Carman: The Champion

Who is Carman? Carman is an extremely popular contemporary Christian singer. Carman is the star of Carman: The Champion, yet his character's name is Orlando Leone. So why is the title Carman: The Champion? Shouldn't it be Orlando: The Champion? It's an almost Costner-esque ego trip. And although Carmen looks the part of a boxer, Carman is no actor, and should never venture onto the big screen again. It seems as if somebody watched one too many boxing movies in this shoddy Rocky-redux. This movie takes as many tired old cliches as it can and throws them all into one nearly unwatchable movie. It's all there. The training, the reluctant fighter, the new love interest, and the climactic final fight. Leone is a preacher who, ten years ago was a championship boxer. He is trying to build a multimillion-dollar building for his ministry, but lacks the funds.

For most of the movie, nothing happens. This is because Carmen, Tad Callies, Tony Cinciripini, and director Lee Stanley (Held for Ransom) insist on focusing on insipid and pointless subplots that never amount to anything. He catches Cesar (Romeo Rene Fabian, Mi Familia) trying to rob his car and takes him to church. When he meets Cesar's mother Allia (Patricia Manterola, The City of Lost Souls), they begin a slow relationship. Cesar is also trying to break free from a local gang. Orlando moonlights as a hotel security guard, and breaks up a party in one of the rooms, punching out Keshon Banks (Jeremy Williams) in the process. Banks is the current cruiserweight champion, and challenges Orlando to a fight. There's more! Banks' manager, Freddie (Michale Nouri, Finding Forrester, Picture This) is Orlando's estranged brother. He offers Orlando the money needed to fund his ministry if he agrees to fight. Oh, and one more thing: Orlando was hit in the head and now has something called 'radical Parkinson's.' Any further blow to the head could kill him. What it has to do with the real Parkinson's is a mystery (come on, at least come up with a better name). Don't forget to throw in the crooked boxing promoters and the suspicious circumstances of the death of Orlando's father.

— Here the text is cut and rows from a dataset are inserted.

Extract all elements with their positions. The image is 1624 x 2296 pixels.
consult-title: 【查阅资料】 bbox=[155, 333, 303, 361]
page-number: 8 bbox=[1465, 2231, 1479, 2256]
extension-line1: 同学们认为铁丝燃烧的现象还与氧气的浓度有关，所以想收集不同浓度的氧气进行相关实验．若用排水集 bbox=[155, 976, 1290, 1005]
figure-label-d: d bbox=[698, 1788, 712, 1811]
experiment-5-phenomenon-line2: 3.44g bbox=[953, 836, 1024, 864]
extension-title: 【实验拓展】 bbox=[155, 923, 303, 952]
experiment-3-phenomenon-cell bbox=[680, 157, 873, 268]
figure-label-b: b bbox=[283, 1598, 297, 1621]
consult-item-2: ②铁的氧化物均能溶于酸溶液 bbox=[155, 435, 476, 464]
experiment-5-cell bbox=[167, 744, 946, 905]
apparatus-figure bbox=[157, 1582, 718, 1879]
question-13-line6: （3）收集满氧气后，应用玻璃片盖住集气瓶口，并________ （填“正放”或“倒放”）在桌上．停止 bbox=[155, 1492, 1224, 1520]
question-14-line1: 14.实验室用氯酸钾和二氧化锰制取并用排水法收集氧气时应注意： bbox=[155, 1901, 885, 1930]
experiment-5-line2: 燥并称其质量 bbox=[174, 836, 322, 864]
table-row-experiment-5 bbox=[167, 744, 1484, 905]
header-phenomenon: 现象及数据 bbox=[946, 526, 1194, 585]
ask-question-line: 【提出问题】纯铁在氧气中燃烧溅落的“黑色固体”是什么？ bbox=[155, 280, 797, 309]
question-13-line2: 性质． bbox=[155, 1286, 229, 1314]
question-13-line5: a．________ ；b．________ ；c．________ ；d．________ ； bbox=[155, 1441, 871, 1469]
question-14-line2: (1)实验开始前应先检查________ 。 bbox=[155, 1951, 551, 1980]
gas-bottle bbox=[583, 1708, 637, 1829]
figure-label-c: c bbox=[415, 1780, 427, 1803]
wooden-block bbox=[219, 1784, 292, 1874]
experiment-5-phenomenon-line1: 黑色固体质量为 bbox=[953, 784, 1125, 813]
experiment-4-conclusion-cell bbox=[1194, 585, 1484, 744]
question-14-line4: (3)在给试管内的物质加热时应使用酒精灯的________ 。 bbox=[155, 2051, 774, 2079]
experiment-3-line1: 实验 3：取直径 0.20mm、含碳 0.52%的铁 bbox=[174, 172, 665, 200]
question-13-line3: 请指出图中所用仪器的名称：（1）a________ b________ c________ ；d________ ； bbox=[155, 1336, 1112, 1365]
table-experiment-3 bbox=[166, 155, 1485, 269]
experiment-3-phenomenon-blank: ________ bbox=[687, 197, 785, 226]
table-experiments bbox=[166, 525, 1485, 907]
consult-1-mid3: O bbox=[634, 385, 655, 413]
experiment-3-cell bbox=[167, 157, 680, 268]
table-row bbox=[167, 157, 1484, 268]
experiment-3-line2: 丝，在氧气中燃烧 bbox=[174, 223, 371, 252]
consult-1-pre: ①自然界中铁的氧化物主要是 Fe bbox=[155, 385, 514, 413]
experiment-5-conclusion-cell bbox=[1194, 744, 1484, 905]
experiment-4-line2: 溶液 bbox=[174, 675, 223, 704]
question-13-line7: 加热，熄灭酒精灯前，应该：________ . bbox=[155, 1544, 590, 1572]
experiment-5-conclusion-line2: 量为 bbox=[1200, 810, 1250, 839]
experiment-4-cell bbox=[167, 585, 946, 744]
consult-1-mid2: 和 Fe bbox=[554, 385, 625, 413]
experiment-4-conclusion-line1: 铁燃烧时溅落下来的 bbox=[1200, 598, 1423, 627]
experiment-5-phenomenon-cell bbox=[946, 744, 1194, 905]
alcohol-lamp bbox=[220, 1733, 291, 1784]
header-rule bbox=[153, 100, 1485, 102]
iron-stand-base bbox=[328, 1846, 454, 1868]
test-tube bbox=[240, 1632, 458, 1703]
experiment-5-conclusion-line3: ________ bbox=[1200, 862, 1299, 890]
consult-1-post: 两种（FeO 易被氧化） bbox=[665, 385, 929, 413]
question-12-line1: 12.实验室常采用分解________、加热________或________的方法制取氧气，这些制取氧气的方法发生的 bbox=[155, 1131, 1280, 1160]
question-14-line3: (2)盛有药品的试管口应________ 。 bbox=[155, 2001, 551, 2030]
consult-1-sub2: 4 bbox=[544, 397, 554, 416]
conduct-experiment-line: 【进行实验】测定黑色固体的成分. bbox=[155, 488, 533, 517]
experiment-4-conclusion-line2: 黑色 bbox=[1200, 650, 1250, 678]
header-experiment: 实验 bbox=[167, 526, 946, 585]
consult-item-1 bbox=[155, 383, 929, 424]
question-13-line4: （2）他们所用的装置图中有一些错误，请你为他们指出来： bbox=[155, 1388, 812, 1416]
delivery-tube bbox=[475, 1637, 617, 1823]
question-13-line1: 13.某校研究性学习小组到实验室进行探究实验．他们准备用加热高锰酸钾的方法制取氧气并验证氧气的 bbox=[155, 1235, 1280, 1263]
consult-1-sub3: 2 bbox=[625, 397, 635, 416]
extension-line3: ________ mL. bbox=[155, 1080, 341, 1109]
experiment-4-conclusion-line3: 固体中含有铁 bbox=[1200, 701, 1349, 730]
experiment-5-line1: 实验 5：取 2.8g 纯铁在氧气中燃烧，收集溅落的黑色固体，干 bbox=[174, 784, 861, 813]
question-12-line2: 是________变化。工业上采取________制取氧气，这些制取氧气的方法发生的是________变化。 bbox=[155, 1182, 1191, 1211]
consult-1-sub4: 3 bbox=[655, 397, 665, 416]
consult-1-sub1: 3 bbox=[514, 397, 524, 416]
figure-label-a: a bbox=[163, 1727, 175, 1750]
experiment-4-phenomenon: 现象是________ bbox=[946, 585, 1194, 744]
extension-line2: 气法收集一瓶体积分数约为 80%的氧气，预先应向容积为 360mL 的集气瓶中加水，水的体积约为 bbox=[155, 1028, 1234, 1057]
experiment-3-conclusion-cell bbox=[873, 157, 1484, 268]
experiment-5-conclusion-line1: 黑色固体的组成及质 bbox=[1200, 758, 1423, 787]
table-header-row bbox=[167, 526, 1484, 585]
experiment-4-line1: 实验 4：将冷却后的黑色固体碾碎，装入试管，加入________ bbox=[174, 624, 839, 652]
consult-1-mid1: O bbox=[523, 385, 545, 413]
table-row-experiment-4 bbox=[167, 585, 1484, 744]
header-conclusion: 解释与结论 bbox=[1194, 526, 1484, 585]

With so much going on, the story has no time to focus. Everything is a jumble, and the lack of character development means that the audience does not care what happens to anybody. The atrocious acting and offensive Latino stereotyping does not help at all either. Carmen himself needs to work on his delivery; he sounds like he is reading. Williams fares the worst, but most of it is not his fault. Every time Banks is about to do something menacing, Stanley slows the camera and plays loud, melodramatic music. The boxing match is okay, but shot horribly. The camera continually goes to the audience, so the fight is not on screen as much as it should be. And is there any doubt what the outcome will be? On a final note, Carman: The Champion is the latest in a recent flood of Christian themed movies to hit theaters. Aside from the fact that the lead character is a preacher, there is very little religion in the movie. Change his current job to accountant, trash collector, or sales clerk and it just becomes a crappy movie instead of a crappy Christian movie. Would a preacher actually enter a ring and pummel an opponent to obtain money? The ending, and the way Orlando obtains his money, is particularly dubious. And why are all these Christian movies rated PG-13? Shouldn't they be rated PG or even G?

Mongoose Rates It: Pretty Bad.
1 hour, 27 minutes, Rated PG-13 for street and ring violence, and for drug content.